Tachra Darius I's private palace- Persepolis

Two remarkable inscriptions adorned the border of the king's garments on the south portal. One of them, giving the name of Darius I, was chiseled off in the early 1700s by Cornelius de Bruien. Today this inscription is reportedly stored in the Bibliotheque Nationale in Paris. Another inscription, even more notable, might have survived to a later date. It gave the name of Xerxes, proving the conjecture that Xerxes was a co-regent of his father during Darius's late years. Another very curious inscription is repeated many times on the stone window frames of the palace. It runs: "Stone window frames, made in the house of Darius the King.” Nowadays, inscriptions or imprints with the same meaning are often used on office furniture or stationery to prevent them from misappropriation or as an advertisement for the manufacturer. One can only wonder what the purpose of these inscriptions was in Darius's palace.
The smooth and finely polished wall surfaces of the Tachara have tempted scribes and scribblers of later periods to leave their signature on them so that today the palace is a sort of a museum of the script. Here one can trace inscriptions in Middle Persian from the Sasanid period, Kufic from the Buyid reign, Tholth from the period of Timurid rule, Nastaliq from the Qajar age, and so forth. The palace overlooks the court, bordered by a wall on the west, and two staircases on the south and east. The south staircase led to Palace H, while the east staircase linked the court to the north courtyard of the Hadish.

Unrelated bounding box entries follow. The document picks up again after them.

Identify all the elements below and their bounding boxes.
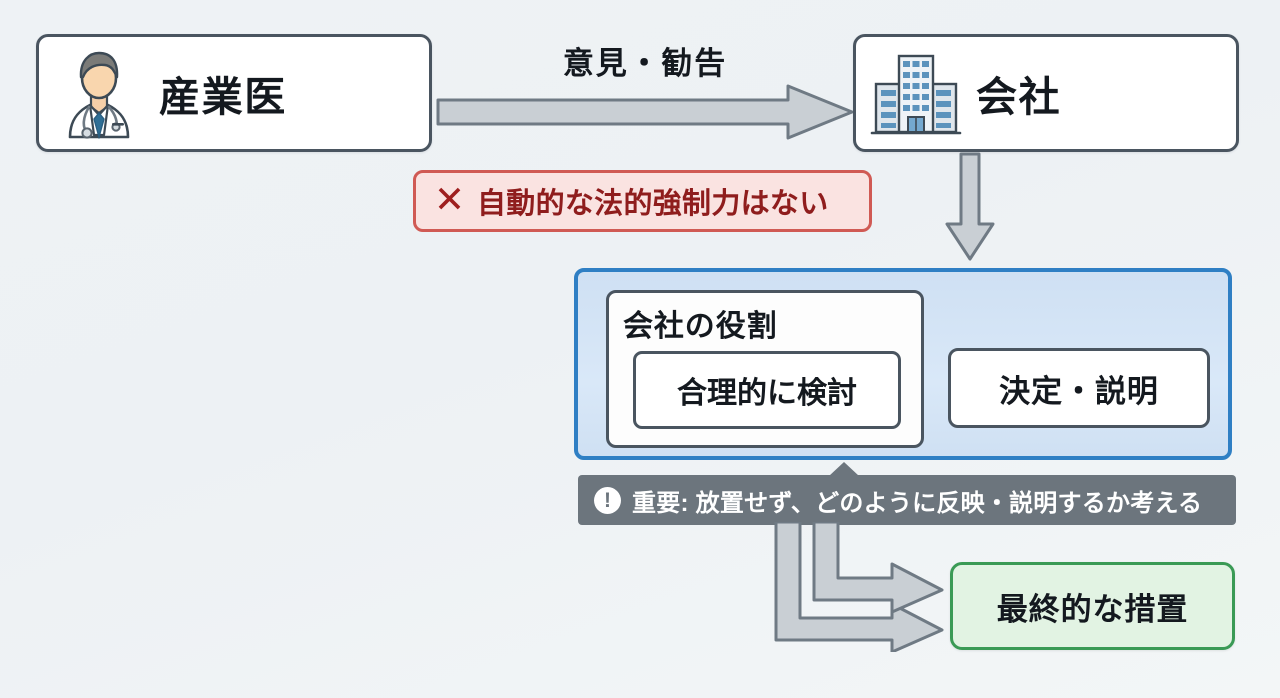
node-final-measure[interactable]: 最終的な措置: [950, 562, 1235, 650]
important-note-bar: ! 重要: 放置せず、どのように反映・説明するか考える: [578, 475, 1236, 525]
diagram-canvas: 産業医 意見・勧告: [0, 0, 1280, 698]
box-company-role: 会社の役割 合理的に検討: [606, 290, 924, 448]
node-company[interactable]: 会社: [853, 34, 1239, 152]
node-label: 会社: [976, 63, 1061, 123]
right-arrow-icon: [436, 84, 854, 140]
node-occupational-physician[interactable]: 産業医: [36, 34, 432, 152]
node-label: 産業医: [159, 63, 287, 123]
cross-mark-icon: ✕: [434, 181, 465, 218]
box-decide-explain[interactable]: 決定・説明: [948, 348, 1210, 428]
office-building-icon: [856, 37, 976, 149]
box-company-role-title: 会社の役割: [623, 301, 907, 345]
doctor-icon: [39, 37, 159, 149]
node-label: 最終的な措置: [997, 584, 1189, 629]
important-note-text: 重要: 放置せず、どのように反映・説明するか考える: [632, 483, 1202, 518]
warning-text: 自動的な法的強制力はない: [477, 180, 828, 222]
box-rational-review-label: 合理的に検討: [677, 368, 857, 412]
box-decide-explain-label: 決定・説明: [999, 366, 1159, 411]
arrow-label-opinion: 意見・勧告: [436, 38, 854, 83]
box-rational-review[interactable]: 合理的に検討: [633, 351, 901, 429]
panel-company-role: 会社の役割 合理的に検討 決定・説明: [574, 268, 1232, 460]
warning-no-legal-force: ✕ 自動的な法的強制力はない: [413, 170, 872, 232]
exclamation-circle-icon: !: [594, 487, 621, 514]
down-arrow-icon: [944, 152, 996, 262]
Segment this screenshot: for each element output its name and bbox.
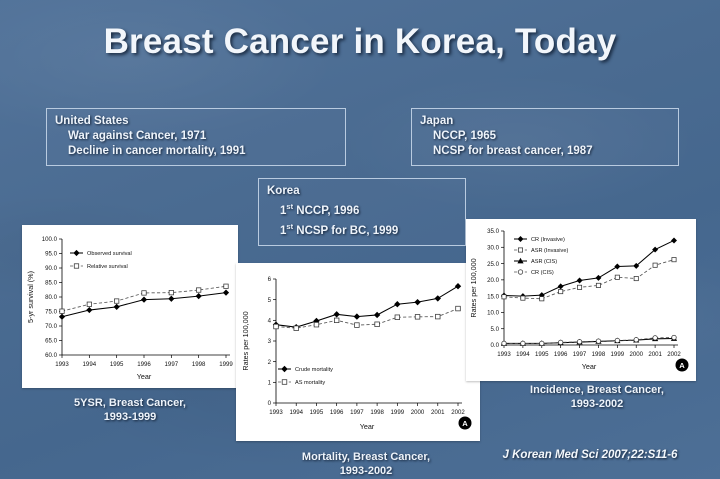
slide-background: Breast Cancer in Korea, Today United Sta… xyxy=(0,0,720,479)
x-axis-tick-label: 1994 xyxy=(516,351,530,358)
legend-label: Observed survival xyxy=(87,251,132,257)
data-point-marker xyxy=(634,338,639,343)
x-axis-tick-label: 1996 xyxy=(554,351,568,358)
data-point-marker xyxy=(540,341,545,346)
x-axis-tick-label: 1996 xyxy=(330,409,344,416)
y-axis-tick-label: 70.0 xyxy=(45,323,57,330)
x-axis-tick-label: 1993 xyxy=(269,409,283,416)
data-point-marker xyxy=(577,278,582,283)
data-point-marker xyxy=(196,294,201,299)
chart-incidence: 0.05.010.015.020.025.030.035.01993199419… xyxy=(466,219,696,381)
y-axis-tick-label: 75.0 xyxy=(45,309,57,316)
data-point-marker xyxy=(518,237,523,242)
data-point-marker xyxy=(521,341,526,346)
y-axis-label: Rates per 100,000 xyxy=(469,258,478,317)
y-axis-tick-label: 30.0 xyxy=(487,244,499,251)
y-axis-tick-label: 20.0 xyxy=(487,277,499,284)
data-point-marker xyxy=(615,264,620,269)
callout-line: 1st NCCP, 1996 xyxy=(267,199,457,219)
data-point-marker xyxy=(87,302,91,306)
data-point-marker xyxy=(615,275,619,279)
callout-line: NCSP for breast cancer, 1987 xyxy=(420,144,670,159)
data-point-marker xyxy=(114,304,119,309)
data-point-marker xyxy=(435,296,440,301)
caption-incidence: Incidence, Breast Cancer, 1993-2002 xyxy=(482,383,712,411)
data-point-marker xyxy=(223,290,228,295)
y-axis-tick-label: 80.0 xyxy=(45,294,57,301)
x-axis-tick-label: 1994 xyxy=(83,361,97,368)
legend-label: ASR (CIS) xyxy=(531,259,557,265)
y-axis-tick-label: 85.0 xyxy=(45,280,57,287)
x-axis-tick-label: 1997 xyxy=(573,351,587,358)
data-point-marker xyxy=(521,296,525,300)
data-point-marker xyxy=(141,297,146,302)
data-point-marker xyxy=(59,314,64,319)
y-axis-tick-label: 95.0 xyxy=(45,251,57,258)
journal-citation: J Korean Med Sci 2007;22:S11-6 xyxy=(470,449,710,461)
y-axis-tick-label: 5.0 xyxy=(491,326,500,333)
caption-mortality: Mortality, Breast Cancer, 1993-2002 xyxy=(250,450,482,478)
chart-legend: Observed survivalRelative survival xyxy=(70,250,132,270)
callout-line: NCCP, 1965 xyxy=(420,129,670,144)
caption-line: 1993-1999 xyxy=(14,410,246,424)
chart-series xyxy=(274,306,461,330)
legend-label: ASR (Invasive) xyxy=(531,248,568,254)
x-axis-tick-label: 1993 xyxy=(497,351,511,358)
data-point-marker xyxy=(435,314,440,319)
data-point-marker xyxy=(559,289,563,293)
data-point-marker xyxy=(596,275,601,280)
x-axis-label: Year xyxy=(582,362,597,371)
data-point-marker xyxy=(60,309,64,313)
caption-line: 5YSR, Breast Cancer, xyxy=(14,396,246,410)
x-axis-tick-label: 2001 xyxy=(431,409,445,416)
data-point-marker xyxy=(634,276,638,280)
data-point-marker xyxy=(169,290,173,294)
y-axis-tick-label: 0 xyxy=(268,400,272,407)
caption-line: Mortality, Breast Cancer, xyxy=(250,450,482,464)
x-axis-tick-label: 2002 xyxy=(451,409,465,416)
y-axis-tick-label: 4 xyxy=(268,318,272,325)
y-axis-tick-label: 35.0 xyxy=(487,228,499,235)
data-point-marker xyxy=(334,318,339,323)
data-point-marker xyxy=(196,288,200,292)
x-axis-tick-label: 1995 xyxy=(310,409,324,416)
data-point-marker xyxy=(653,336,658,341)
x-axis-tick-label: 1997 xyxy=(350,409,364,416)
data-point-marker xyxy=(456,306,461,311)
y-axis-tick-label: 15.0 xyxy=(487,293,499,300)
x-axis-tick-label: 1995 xyxy=(535,351,549,358)
data-point-marker xyxy=(653,263,657,267)
y-axis-tick-label: 3 xyxy=(268,338,272,345)
legend-label: CR (CIS) xyxy=(531,270,554,276)
callout-line: 1st NCSP for BC, 1999 xyxy=(267,219,457,239)
data-point-marker xyxy=(114,299,118,303)
chart-panel-mortality: 0123456199319941995199619971998199920002… xyxy=(236,263,480,441)
caption-survival: 5YSR, Breast Cancer, 1993-1999 xyxy=(14,396,246,424)
panel-badge-label: A xyxy=(679,361,685,370)
y-axis-tick-label: 2 xyxy=(268,359,272,366)
data-point-marker xyxy=(395,315,400,320)
data-point-marker xyxy=(415,299,420,304)
legend-label: CR (Invasive) xyxy=(531,237,565,243)
callout-line: Decline in cancer mortality, 1991 xyxy=(55,144,337,159)
chart-survival: 60.065.070.075.080.085.090.095.0100.0199… xyxy=(22,225,238,388)
callout-korea: Korea 1st NCCP, 1996 1st NCSP for BC, 19… xyxy=(258,178,466,246)
legend-label: Crude mortality xyxy=(295,367,333,373)
data-point-marker xyxy=(558,284,563,289)
chart-series xyxy=(273,284,460,330)
y-axis-tick-label: 6 xyxy=(268,276,272,283)
callout-line-text: 1st NCSP for BC, 1999 xyxy=(280,225,398,237)
x-axis-tick-label: 1999 xyxy=(611,351,625,358)
y-axis-tick-label: 1 xyxy=(268,380,272,387)
data-point-marker xyxy=(596,339,601,344)
data-point-marker xyxy=(274,324,279,329)
x-axis-tick-label: 1993 xyxy=(55,361,69,368)
data-point-marker xyxy=(395,302,400,307)
callout-heading: Korea xyxy=(267,184,457,199)
data-point-marker xyxy=(282,366,287,371)
y-axis-label: 5-yr survival (%) xyxy=(26,271,35,323)
y-axis-tick-label: 25.0 xyxy=(487,261,499,268)
callout-line-text: 1st NCCP, 1996 xyxy=(280,205,359,217)
legend-label: AS mortality xyxy=(295,380,325,386)
callout-united-states: United States War against Cancer, 1971 D… xyxy=(46,108,346,166)
x-axis-tick-label: 1995 xyxy=(110,361,124,368)
data-point-marker xyxy=(615,338,620,343)
y-axis-tick-label: 10.0 xyxy=(487,310,499,317)
y-axis-tick-label: 5 xyxy=(268,297,272,304)
y-axis-tick-label: 90.0 xyxy=(45,265,57,272)
callout-line: War against Cancer, 1971 xyxy=(55,129,337,144)
x-axis-tick-label: 1998 xyxy=(592,351,606,358)
y-axis-tick-label: 65.0 xyxy=(45,338,57,345)
panel-badge-label: A xyxy=(462,419,468,428)
data-point-marker xyxy=(502,295,506,299)
data-point-marker xyxy=(375,322,380,327)
chart-panel-survival: 60.065.070.075.080.085.090.095.0100.0199… xyxy=(22,225,238,388)
data-point-marker xyxy=(354,314,359,319)
x-axis-tick-label: 1999 xyxy=(219,361,233,368)
chart-mortality: 0123456199319941995199619971998199920002… xyxy=(236,263,480,441)
x-axis-tick-label: 1999 xyxy=(391,409,405,416)
data-point-marker xyxy=(314,322,319,327)
data-point-marker xyxy=(415,315,420,320)
x-axis-label: Year xyxy=(360,422,375,431)
data-point-marker xyxy=(294,326,299,331)
data-point-marker xyxy=(672,238,677,243)
x-axis-tick-label: 1998 xyxy=(370,409,384,416)
chart-legend: Crude mortalityAS mortality xyxy=(278,366,333,386)
data-point-marker xyxy=(334,312,339,317)
caption-line: 1993-2002 xyxy=(250,464,482,478)
caption-line: Incidence, Breast Cancer, xyxy=(482,383,712,397)
data-point-marker xyxy=(455,284,460,289)
y-axis-tick-label: 0.0 xyxy=(491,342,500,349)
callout-heading: United States xyxy=(55,114,337,129)
x-axis-tick-label: 1996 xyxy=(137,361,151,368)
y-axis-tick-label: 100.0 xyxy=(42,236,58,243)
data-point-marker xyxy=(596,283,600,287)
x-axis-tick-label: 2001 xyxy=(648,351,662,358)
data-point-marker xyxy=(518,248,522,252)
chart-legend: CR (Invasive)ASR (Invasive)ASR (CIS)CR (… xyxy=(514,237,568,277)
data-point-marker xyxy=(87,307,92,312)
data-point-marker xyxy=(672,335,677,340)
y-axis-label: Rates per 100,000 xyxy=(241,311,250,370)
data-point-marker xyxy=(518,270,523,275)
data-point-marker xyxy=(169,296,174,301)
callout-japan: Japan NCCP, 1965 NCSP for breast cancer,… xyxy=(411,108,679,166)
caption-line: 1993-2002 xyxy=(482,397,712,411)
data-point-marker xyxy=(74,264,78,268)
data-point-marker xyxy=(502,341,507,346)
legend-label: Relative survival xyxy=(87,264,128,270)
x-axis-tick-label: 1998 xyxy=(192,361,206,368)
x-axis-tick-label: 1994 xyxy=(289,409,303,416)
data-point-marker xyxy=(558,340,563,345)
x-axis-tick-label: 1997 xyxy=(165,361,179,368)
data-point-marker xyxy=(142,291,146,295)
data-point-marker xyxy=(374,312,379,317)
data-point-marker xyxy=(577,339,582,344)
x-axis-tick-label: 2002 xyxy=(667,351,681,358)
data-point-marker xyxy=(224,284,228,288)
chart-series xyxy=(502,335,677,345)
data-point-marker xyxy=(74,250,79,255)
data-point-marker xyxy=(540,297,544,301)
callout-heading: Japan xyxy=(420,114,670,129)
data-point-marker xyxy=(577,285,581,289)
x-axis-tick-label: 2000 xyxy=(629,351,643,358)
x-axis-tick-label: 2000 xyxy=(411,409,425,416)
data-point-marker xyxy=(282,380,287,385)
x-axis-label: Year xyxy=(137,372,152,381)
page-title: Breast Cancer in Korea, Today xyxy=(0,22,720,62)
chart-panel-incidence: 0.05.010.015.020.025.030.035.01993199419… xyxy=(466,219,696,381)
chart-series xyxy=(502,336,677,345)
y-axis-tick-label: 60.0 xyxy=(45,352,57,359)
data-point-marker xyxy=(672,258,676,262)
data-point-marker xyxy=(355,323,360,328)
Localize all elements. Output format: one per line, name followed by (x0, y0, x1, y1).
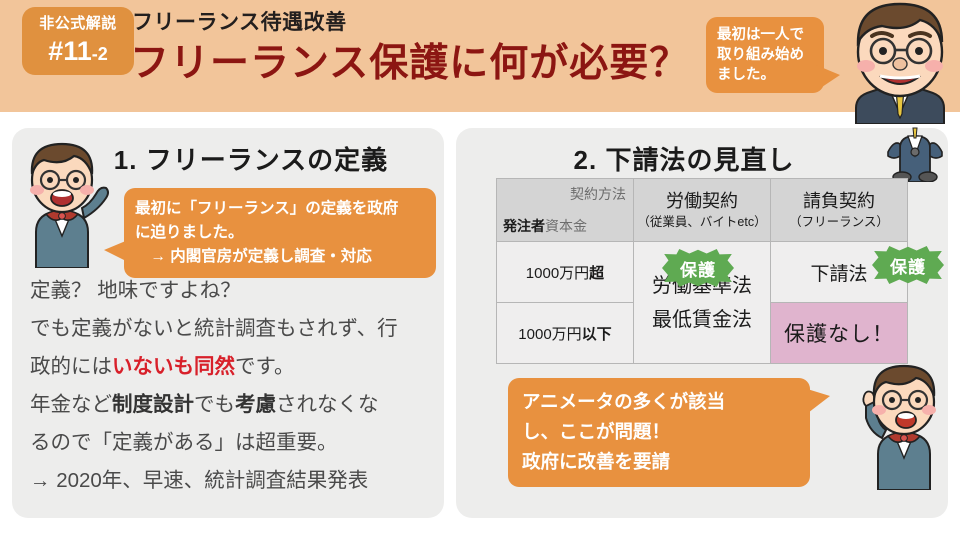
corner-label-top: 契約方法 (570, 184, 626, 204)
left-bubble-line-3: → 内閣官房が定義し調査・対応 (135, 245, 426, 269)
row-label-bold: 以下 (582, 326, 612, 343)
episode-badge-subtitle: 非公式解説 (22, 7, 134, 36)
presenter-face-icon (836, 0, 960, 124)
table-header-row: 契約方法 発注者資本金 労働契約 （従業員、バイトetc） 請負契約 （フリーラ… (497, 179, 908, 242)
corner-label-bottom: 発注者資本金 (503, 216, 587, 236)
row-label-over: 1000万円超 (497, 242, 634, 303)
header-bubble-line-2: 取り組み始め (717, 45, 814, 65)
body-line-4-bold-1: 制度設計 (112, 393, 194, 416)
left-panel-body: 定義？ 地味ですよね？ でも定義がないと統計調査もされず、行 政的にはいないも同… (30, 272, 430, 500)
body-line-4: 年金など制度設計でも考慮されなくな (30, 386, 430, 424)
table-col-header-contract: 請負契約 （フリーランス） (771, 179, 908, 242)
episode-number-main: #11 (48, 36, 92, 66)
row-label-bold: 超 (589, 265, 604, 282)
body-line-4-mid: でも (194, 393, 235, 416)
header-speech-bubble: 最初は一人で 取り組み始め ました。 (706, 17, 824, 93)
body-line-4-pre: 年金など (30, 393, 112, 416)
table-corner-cell: 契約方法 発注者資本金 (497, 179, 634, 242)
labor-law-line-2: 最低賃金法 (634, 303, 770, 337)
body-line-1: 定義？ 地味ですよね？ (30, 272, 430, 310)
table-col-header-employment: 労働契約 （従業員、バイトetc） (634, 179, 771, 242)
col-header-main: 労働契約 (634, 189, 770, 213)
protection-badge-2: 保護 (872, 246, 944, 284)
page-title: フリーランス保護に何が必要？ (130, 32, 689, 88)
presenter-small-icon (884, 122, 946, 182)
right-bubble-line-2: し、ここが問題！ (522, 417, 798, 447)
row-label-text: 1000万円 (518, 326, 581, 343)
cell-no-protection: 保護なし！ (771, 303, 908, 364)
header-band: 非公式解説 #11-2 フリーランス待遇改善 フリーランス保護に何が必要？ 最初… (0, 0, 960, 112)
header-bubble-line-1: 最初は一人で (717, 25, 814, 45)
body-line-4-post: されなくな (276, 393, 379, 416)
body-line-3-pre: 政的には (30, 355, 112, 378)
body-line-2: でも定義がないと統計調査もされず、行 (30, 310, 430, 348)
col-header-sub: （フリーランス） (771, 213, 907, 231)
col-header-main: 請負契約 (771, 189, 907, 213)
body-line-5: るので「定義がある」は超重要。 (30, 424, 430, 462)
right-speech-bubble: アニメータの多くが該当 し、ここが問題！ 政府に改善を要請 (508, 378, 810, 487)
bubble-tail (104, 240, 128, 262)
body-line-4-bold-2: 考慮 (235, 393, 276, 416)
episode-badge: 非公式解説 #11-2 (22, 7, 134, 75)
corner-label-bold: 発注者 (503, 218, 545, 234)
bubble-tail (804, 388, 830, 416)
presenter-pointing-up-icon (848, 362, 952, 490)
body-line-3: 政的にはいないも同然です。 (30, 348, 430, 386)
right-bubble-line-3: 政府に改善を要請 (522, 447, 798, 477)
right-bubble-line-1: アニメータの多くが該当 (522, 387, 798, 417)
body-line-3-highlight: いないも同然 (112, 355, 235, 378)
left-bubble-line-2: に迫りました。 (135, 221, 426, 245)
left-speech-bubble: 最初に「フリーランス」の定義を政府 に迫りました。 → 内閣官房が定義し調査・対… (124, 188, 436, 278)
left-bubble-line-1: 最初に「フリーランス」の定義を政府 (135, 197, 426, 221)
protection-badge-1: 保護 (662, 249, 734, 287)
col-header-sub: （従業員、バイトetc） (634, 213, 770, 231)
presenter-pointing-left-icon (6, 140, 114, 268)
row-label-text: 1000万円 (526, 265, 589, 282)
body-line-3-post: です。 (235, 355, 294, 378)
slide-root: 非公式解説 #11-2 フリーランス待遇改善 フリーランス保護に何が必要？ 最初… (0, 0, 960, 540)
episode-badge-number: #11-2 (22, 36, 134, 69)
corner-label-rest: 資本金 (545, 218, 587, 234)
right-panel-title: 2. 下請法の見直し (456, 140, 948, 177)
row-label-under: 1000万円以下 (497, 303, 634, 364)
body-line-6: → 2020年、早速、統計調査結果発表 (30, 462, 430, 500)
episode-number-suffix: -2 (92, 44, 108, 64)
header-bubble-line-3: ました。 (717, 65, 814, 85)
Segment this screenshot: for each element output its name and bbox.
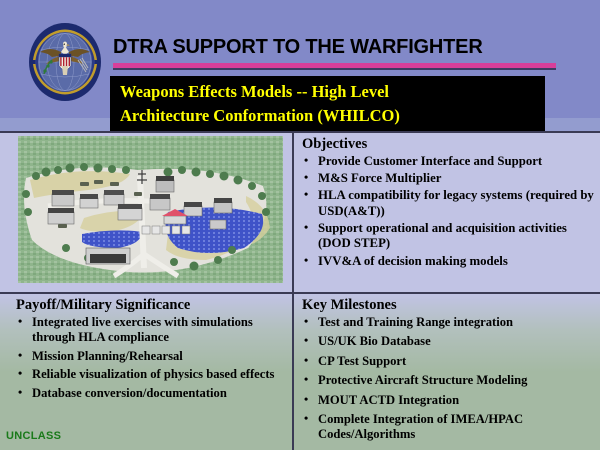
subtitle-text: Weapons Effects Models -- High Level Arc…	[120, 80, 540, 128]
list-item: •Mission Planning/Rehearsal	[14, 349, 290, 364]
milestones-panel: Key Milestones •Test and Training Range …	[302, 297, 594, 447]
list-item-label: Provide Customer Interface and Support	[318, 154, 542, 168]
bullet-icon: •	[18, 385, 22, 400]
bullet-icon: •	[18, 366, 22, 381]
list-item-label: CP Test Support	[318, 354, 406, 368]
bullet-icon: •	[304, 170, 308, 186]
list-item: •Provide Customer Interface and Support	[302, 154, 594, 170]
bullet-icon: •	[18, 348, 22, 363]
list-item: •Reliable visualization of physics based…	[14, 367, 290, 382]
bullet-icon: •	[304, 372, 308, 387]
list-item-label: MOUT ACTD Integration	[318, 393, 459, 407]
list-item: •Support operational and acquisition act…	[302, 221, 594, 252]
bullet-icon: •	[304, 411, 308, 426]
milestones-list: •Test and Training Range integration •US…	[302, 315, 594, 443]
subtitle-line-2: Architecture Conformation (WHILCO)	[120, 104, 540, 128]
presentation-slide: DTRA SUPPORT TO THE WARFIGHTER Weapons E…	[0, 0, 600, 450]
list-item: •Integrated live exercises with simulati…	[14, 315, 290, 346]
objectives-list: •Provide Customer Interface and Support …	[302, 154, 594, 269]
page-title: DTRA SUPPORT TO THE WARFIGHTER	[113, 36, 563, 59]
list-item-label: Mission Planning/Rehearsal	[32, 349, 183, 363]
payoff-list: •Integrated live exercises with simulati…	[14, 315, 290, 401]
divider-vertical	[292, 132, 294, 450]
bullet-icon: •	[304, 392, 308, 407]
bullet-icon: •	[304, 220, 308, 236]
payoff-panel: Payoff/Military Significance •Integrated…	[14, 297, 290, 404]
list-item-label: Test and Training Range integration	[318, 315, 513, 329]
objectives-heading: Objectives	[302, 136, 594, 153]
list-item: •Protective Aircraft Structure Modeling	[302, 373, 594, 388]
classification-marking: UNCLASS	[6, 430, 61, 442]
divider-top	[0, 131, 600, 133]
list-item-label: M&S Force Multiplier	[318, 171, 441, 185]
milestones-heading: Key Milestones	[302, 297, 594, 314]
list-item-label: Complete Integration of IMEA/HPAC Codes/…	[318, 412, 523, 441]
list-item-label: US/UK Bio Database	[318, 334, 431, 348]
dtra-agency-seal-icon	[28, 22, 102, 102]
bullet-icon: •	[304, 187, 308, 203]
list-item: •Test and Training Range integration	[302, 315, 594, 330]
list-item-label: IVV&A of decision making models	[318, 254, 508, 268]
terrain-visualization-image	[18, 136, 283, 283]
bullet-icon: •	[304, 333, 308, 348]
bullet-icon: •	[304, 253, 308, 269]
bullet-icon: •	[304, 314, 308, 329]
list-item-label: Protective Aircraft Structure Modeling	[318, 373, 527, 387]
bullet-icon: •	[304, 153, 308, 169]
list-item-label: HLA compatibility for legacy systems (re…	[318, 188, 594, 218]
list-item: •HLA compatibility for legacy systems (r…	[302, 188, 594, 219]
list-item: •IVV&A of decision making models	[302, 254, 594, 270]
title-accent-rule-shadow	[113, 68, 556, 70]
subtitle-line-1: Weapons Effects Models -- High Level	[120, 80, 540, 104]
bullet-icon: •	[304, 353, 308, 368]
list-item-label: Reliable visualization of physics based …	[32, 367, 274, 381]
list-item: •Database conversion/documentation	[14, 386, 290, 401]
list-item: •M&S Force Multiplier	[302, 171, 594, 187]
payoff-heading: Payoff/Military Significance	[16, 297, 290, 314]
divider-horizontal	[0, 292, 600, 294]
list-item-label: Database conversion/documentation	[32, 386, 227, 400]
list-item: •US/UK Bio Database	[302, 334, 594, 349]
list-item: •Complete Integration of IMEA/HPAC Codes…	[302, 412, 594, 443]
objectives-panel: Objectives •Provide Customer Interface a…	[302, 136, 594, 271]
list-item-label: Integrated live exercises with simulatio…	[32, 315, 253, 344]
subtitle-banner: Weapons Effects Models -- High Level Arc…	[110, 76, 545, 132]
list-item: •MOUT ACTD Integration	[302, 393, 594, 408]
bullet-icon: •	[18, 314, 22, 329]
list-item: •CP Test Support	[302, 354, 594, 369]
list-item-label: Support operational and acquisition acti…	[318, 221, 567, 251]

Tachra Darius I's private palace- Persepolis

Palace H

Although today hardly more than a mound of earth with some scanty remains of mud-brick wall bases, this palace may have had a peculiar significance during the Achaemenid and even later periods. The building was started by Xerxes and completed by Artaxerxes I. Its layout is unknown, but archaeologists have succeeded in restoring I enough of its magnificent stairway (later replaced for unknown reasons by the stairway of Palace G) to show how it must have once appeared. Also restored are some sections of its most unusual stone parapets. Unique in Achaemenid art, they are topped with horn-like half-cones, found in two sizes. The shorter halfcones have arrow-shaped slots on their exterior faces, while the taller ones are decorated with symmetrically-carved squares and triangles which may be symbolic representations of flying birds. Probably all these features carried specific meanings and were intended as protection of the structure and the people within it. Like many other structures on the terrace, the parapet was never completed. The date and manner of its destruction, whether brought about by human action, earthquake, or other natural causes, are unknown. The horned parapets are most easily viewed from below the platform.